El barroco mestizo, sobre
piedra blanca y porosa de origen volcánico, que sobrenombra a Arequipa como la
ciudad blanca, adornada con motivos católicos e incas, se ve por doquier, en
las portadas de las iglesias como la de San Francisco o San Agustín, en
suntuosos palacios reconvertidos en museos, universidades, bancos o centros
comerciales. No en vano Arequipa es Patrimonio de la Humanidad.
Las obras
más llamativas se remontan al XVI y XVII aunque hayan sufrido muchas
modificaciones. Tal la casa del fundador de la ciudad –Casa Goyeneche, por la
familia que la ocupó posteriormente- o el hermosísimo Convento de Santa
Catalina, un convento dominico que fue creciendo a medida que las familias
pudientes compraban parcelas en su interior para construir estancias privadas
–auténticas casas con cocina y reservados- en las que viviría alguna de sus
hijas con vocación religiosa, acompañada de sirvienta. El convento es una
pequeña ciudad con barrios coloridos, con callejas con nombres de ciudades
españolas, con tiestos, parterres y fuentes que recuerdan el sur español. Las
casas están pintadas de granate y las plazas y claustros de azul. El convento
atesora una rica colección de obras de arte: esculturas y pasos y pinturas de
la escuela cuzqueña, a medio camino entre el renacimiento isabelino y el
barroco velazqueño.
La Plaza de
Armas es un hervidero de visitantes, agentes turísticos que corren tras ellos
para venderles tours y descuideros, el ambiente que uno imagina en una plaza
española del XVII. En las calles adyacentes, llenas de casonas coloniales, hay boutiques
con ropa de alpaca o vicuña y restaurantes a buen precio, donde se puede optar
por la cocina del afamado Gastón Acurio, 200 soles, o por un menú popular por
10 soles. Nosotros optamos por Típika, un restaurante en el Vallecito, con
camareros trajeados a lo folklórico y comida regional, donde me relamo con un
chancho crocante, muy parecido a los torreznos castellanos, aunque de mayor
tamaño.
También caemos en la tentación y contratamos un tour de cuatro horas
por la ciudad y alrededores. Así apreciamos mejor desde miradores, como el del
Carmen Alto, los tres colosos volcánicos que vigilan o amenazan la ciudad, el
valle verde que forma el río Chili que baja de los Andes, en medio del desierto
ocre, para llenar de vida este oasis, la Mansión del Fundador con muebles y
pinturas de época y el molino hidráulico de Sabandia, cuidadosamente
reconstruido.
Nos queda tiempo,
que podríamos haber utilizado en otra cosa, para visitar el museo donde
mantienen a -20º a la famosa momia Juanita, la dama de los hielos.
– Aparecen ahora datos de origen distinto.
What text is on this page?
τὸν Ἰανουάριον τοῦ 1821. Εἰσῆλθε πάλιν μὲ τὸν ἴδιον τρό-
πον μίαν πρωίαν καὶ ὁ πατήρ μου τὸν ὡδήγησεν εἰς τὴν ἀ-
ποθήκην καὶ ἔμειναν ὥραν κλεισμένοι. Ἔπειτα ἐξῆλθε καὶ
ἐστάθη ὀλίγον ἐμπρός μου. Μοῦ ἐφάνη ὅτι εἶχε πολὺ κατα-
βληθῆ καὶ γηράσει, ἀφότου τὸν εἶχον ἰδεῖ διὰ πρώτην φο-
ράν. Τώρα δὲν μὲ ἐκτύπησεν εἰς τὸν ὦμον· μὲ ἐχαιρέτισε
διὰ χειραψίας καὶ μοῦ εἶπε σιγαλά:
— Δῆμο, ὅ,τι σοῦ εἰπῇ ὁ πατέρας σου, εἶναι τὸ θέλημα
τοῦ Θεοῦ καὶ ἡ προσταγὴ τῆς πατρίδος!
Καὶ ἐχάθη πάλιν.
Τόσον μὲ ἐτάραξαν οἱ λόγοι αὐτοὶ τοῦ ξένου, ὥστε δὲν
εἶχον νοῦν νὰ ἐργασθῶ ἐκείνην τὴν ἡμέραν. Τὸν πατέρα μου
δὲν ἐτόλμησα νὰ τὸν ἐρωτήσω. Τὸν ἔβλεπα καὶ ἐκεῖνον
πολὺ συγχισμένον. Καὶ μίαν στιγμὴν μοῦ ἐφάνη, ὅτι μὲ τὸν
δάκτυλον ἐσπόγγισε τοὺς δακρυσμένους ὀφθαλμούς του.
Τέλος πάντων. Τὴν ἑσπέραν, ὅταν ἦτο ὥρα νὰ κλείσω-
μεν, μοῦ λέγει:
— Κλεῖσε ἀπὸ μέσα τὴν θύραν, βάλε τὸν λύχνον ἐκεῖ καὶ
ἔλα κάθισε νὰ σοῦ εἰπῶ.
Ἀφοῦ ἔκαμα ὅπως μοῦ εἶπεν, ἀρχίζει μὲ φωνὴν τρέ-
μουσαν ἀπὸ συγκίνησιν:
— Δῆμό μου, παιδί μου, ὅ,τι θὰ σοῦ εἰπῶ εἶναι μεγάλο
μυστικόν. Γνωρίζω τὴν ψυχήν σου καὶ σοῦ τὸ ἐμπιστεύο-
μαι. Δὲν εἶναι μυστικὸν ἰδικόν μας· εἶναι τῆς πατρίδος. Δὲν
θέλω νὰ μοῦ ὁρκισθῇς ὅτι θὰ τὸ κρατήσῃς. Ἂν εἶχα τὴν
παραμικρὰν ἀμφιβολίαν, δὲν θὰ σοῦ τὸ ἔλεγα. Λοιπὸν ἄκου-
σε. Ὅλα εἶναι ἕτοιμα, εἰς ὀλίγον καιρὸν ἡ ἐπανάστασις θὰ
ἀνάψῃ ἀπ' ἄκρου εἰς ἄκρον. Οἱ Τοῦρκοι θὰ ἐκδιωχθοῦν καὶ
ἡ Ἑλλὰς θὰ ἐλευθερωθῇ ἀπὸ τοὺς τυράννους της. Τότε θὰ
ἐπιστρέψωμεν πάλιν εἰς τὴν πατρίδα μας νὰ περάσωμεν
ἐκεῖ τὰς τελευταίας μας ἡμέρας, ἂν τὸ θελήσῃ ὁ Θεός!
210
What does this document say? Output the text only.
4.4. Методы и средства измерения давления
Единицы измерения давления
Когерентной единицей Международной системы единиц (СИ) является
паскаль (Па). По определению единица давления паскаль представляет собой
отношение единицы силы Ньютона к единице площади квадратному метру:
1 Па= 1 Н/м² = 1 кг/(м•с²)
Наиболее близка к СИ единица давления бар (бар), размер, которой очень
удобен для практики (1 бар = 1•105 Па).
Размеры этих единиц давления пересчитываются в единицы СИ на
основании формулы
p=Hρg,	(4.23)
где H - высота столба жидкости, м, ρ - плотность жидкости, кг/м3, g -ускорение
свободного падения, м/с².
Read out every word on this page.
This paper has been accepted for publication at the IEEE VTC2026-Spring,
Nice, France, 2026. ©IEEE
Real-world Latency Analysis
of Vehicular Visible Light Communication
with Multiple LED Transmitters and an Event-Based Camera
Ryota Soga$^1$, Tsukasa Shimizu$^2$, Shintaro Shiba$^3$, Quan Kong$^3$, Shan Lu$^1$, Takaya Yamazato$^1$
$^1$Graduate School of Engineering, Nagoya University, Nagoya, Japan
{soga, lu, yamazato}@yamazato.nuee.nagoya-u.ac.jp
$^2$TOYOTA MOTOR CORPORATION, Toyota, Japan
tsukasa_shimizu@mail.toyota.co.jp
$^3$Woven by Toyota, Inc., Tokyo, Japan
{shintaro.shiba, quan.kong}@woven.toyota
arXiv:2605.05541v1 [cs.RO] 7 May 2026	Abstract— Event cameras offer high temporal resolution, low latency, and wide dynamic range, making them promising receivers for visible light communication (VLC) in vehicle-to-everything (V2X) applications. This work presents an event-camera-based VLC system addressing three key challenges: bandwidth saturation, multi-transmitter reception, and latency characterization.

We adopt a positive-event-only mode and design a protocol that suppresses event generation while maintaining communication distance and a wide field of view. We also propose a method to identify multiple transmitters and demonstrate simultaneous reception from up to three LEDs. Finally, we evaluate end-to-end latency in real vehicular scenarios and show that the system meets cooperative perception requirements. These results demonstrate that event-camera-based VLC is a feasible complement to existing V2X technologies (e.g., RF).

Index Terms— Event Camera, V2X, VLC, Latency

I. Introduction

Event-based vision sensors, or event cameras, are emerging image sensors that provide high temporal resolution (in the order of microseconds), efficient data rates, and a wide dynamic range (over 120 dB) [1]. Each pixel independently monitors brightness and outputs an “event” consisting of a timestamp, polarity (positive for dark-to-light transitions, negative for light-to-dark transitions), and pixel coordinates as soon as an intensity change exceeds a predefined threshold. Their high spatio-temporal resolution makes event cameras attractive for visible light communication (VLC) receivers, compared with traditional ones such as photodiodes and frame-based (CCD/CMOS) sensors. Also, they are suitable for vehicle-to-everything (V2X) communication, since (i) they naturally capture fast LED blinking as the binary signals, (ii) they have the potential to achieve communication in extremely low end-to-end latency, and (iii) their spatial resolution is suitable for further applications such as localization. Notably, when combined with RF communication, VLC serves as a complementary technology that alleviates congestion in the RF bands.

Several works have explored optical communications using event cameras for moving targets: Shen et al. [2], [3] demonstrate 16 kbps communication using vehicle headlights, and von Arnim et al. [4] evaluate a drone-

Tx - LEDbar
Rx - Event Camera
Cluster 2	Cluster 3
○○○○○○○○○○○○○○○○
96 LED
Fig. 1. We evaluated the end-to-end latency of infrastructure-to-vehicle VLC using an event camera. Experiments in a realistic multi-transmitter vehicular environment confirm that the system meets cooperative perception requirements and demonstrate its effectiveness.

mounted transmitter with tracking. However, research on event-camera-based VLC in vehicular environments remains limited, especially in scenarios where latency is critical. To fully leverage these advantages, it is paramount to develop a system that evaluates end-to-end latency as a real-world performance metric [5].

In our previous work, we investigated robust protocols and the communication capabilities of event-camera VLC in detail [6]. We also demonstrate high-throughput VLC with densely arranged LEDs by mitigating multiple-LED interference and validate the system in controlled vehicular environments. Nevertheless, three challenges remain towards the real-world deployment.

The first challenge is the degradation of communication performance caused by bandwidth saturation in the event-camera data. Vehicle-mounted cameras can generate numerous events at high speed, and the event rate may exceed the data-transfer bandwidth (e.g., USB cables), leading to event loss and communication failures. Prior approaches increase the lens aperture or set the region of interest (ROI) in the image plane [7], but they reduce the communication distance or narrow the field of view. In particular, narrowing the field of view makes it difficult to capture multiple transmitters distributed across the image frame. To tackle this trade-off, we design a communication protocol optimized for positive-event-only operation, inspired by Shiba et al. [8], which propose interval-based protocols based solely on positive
Un explorador
norteamericano, Johan Reinhard, la descubrió en 1995 en el interior del cráter
del Ampato, tras la erupción y consecuente deshielo del Sabancay, cuya fumarola
veremos en la ruta hacia el Colca. Juanita tenía entre 12 y 14 años cuando fue golpeada
en el cráneo allá arriba en lo alto del Ampato adonde había sido llevada,
drogada, desde Cuzco y donde ha permanecido congelada durante 500 años. En años
posteriores se han encontrado otras momias, hasta ocho, en otras cimas
volcánicas, lo que muestra la afición de los incas por ofrecer jóvenes vírgenes
a sus dioses. El museo muestra los restos criogenizados de Juanita, en posición
fetal, en una urna de vidrio cerrada al vacío, así como otros vestigios
hallados en su tumba. Acompañan a Juanita restos cerámicos, fotografías y un
video cochambroso, gastado, casi invisible e inaudible para estar en época
digital.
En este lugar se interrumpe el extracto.